The women at the bottom of the trade were those who were employed in the background – the ‘sweated labour’ that periodically throughout the 19th century was highlighted as a shameful affront to those who bought fashionable clothes (see also tailoress). Anyone called simply a ‘seamstress’ is likely to have been in this category, employed at starvation wages in dreadful conditions, sometimes at home, sometimes in sweat shops, working 14 to 18 hour days.
The website www.fashion-era.com/the_seamstress.htm has a lot of background information, about the profession as well as every aspect of clothing. A study of any fashion book covering the period will provide a good idea of the clothing over which dressmakers laboured; e.g. A Visual History of Costume: The Nineteenth Century, Vanda Foster (Batsford, 1992), or Everyday Fashions of the Twentieth Century, Avril Lansdell (Shire Publications).
Dyeworks
Before 1856 all dyes came from natural sources, but in that year William Perkin discovered a method of factory mass-production that gave rise to the synthetic dye industry. His first colour – mauveine, a deep, intense purple – was so successful that Queen Victoria appeared in a gown of that shade in 1862, and the industry went from strength to strength until it hit a slump in the 1920s and 1930s. Women and children were employed in the industry, as unskilled labour and particularly in the bleaching process (see bleacher).

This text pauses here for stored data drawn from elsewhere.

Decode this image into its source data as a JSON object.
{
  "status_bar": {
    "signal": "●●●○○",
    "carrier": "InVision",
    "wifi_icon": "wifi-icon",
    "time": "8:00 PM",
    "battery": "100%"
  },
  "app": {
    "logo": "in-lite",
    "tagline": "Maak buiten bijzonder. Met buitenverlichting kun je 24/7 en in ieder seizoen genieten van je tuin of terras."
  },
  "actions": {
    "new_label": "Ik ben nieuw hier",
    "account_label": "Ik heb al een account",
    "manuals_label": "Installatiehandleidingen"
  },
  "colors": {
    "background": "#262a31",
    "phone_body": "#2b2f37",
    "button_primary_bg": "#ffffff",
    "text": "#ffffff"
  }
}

The Colour Museum of the Society of Dyers and Colourists (Perkin House, 82 Grattan Road, Bradford BD1 2JB; website: www.colour-experience.org) has some material on those involved in the industry and photographs, and the University of Bradford has a ‘Dyeing Collection’ (www.bradford.ac.uk/library/special/dyeing.php). More detail on modern dyes is available at www.makingthemodernworld.org.uk
The bleaching ground at Monteith’s dyeworks, Glasgow in 1844. After cotton cloth had been bleached ready for dyeing it was brought out by women to the bleach-fields in 28 ft lengths and laid flat on the grass for a few hours to oxidise. If it rained, all had to be quickly gathered up. There were sometimes as many as 5,000 pieces lying on the field at one time.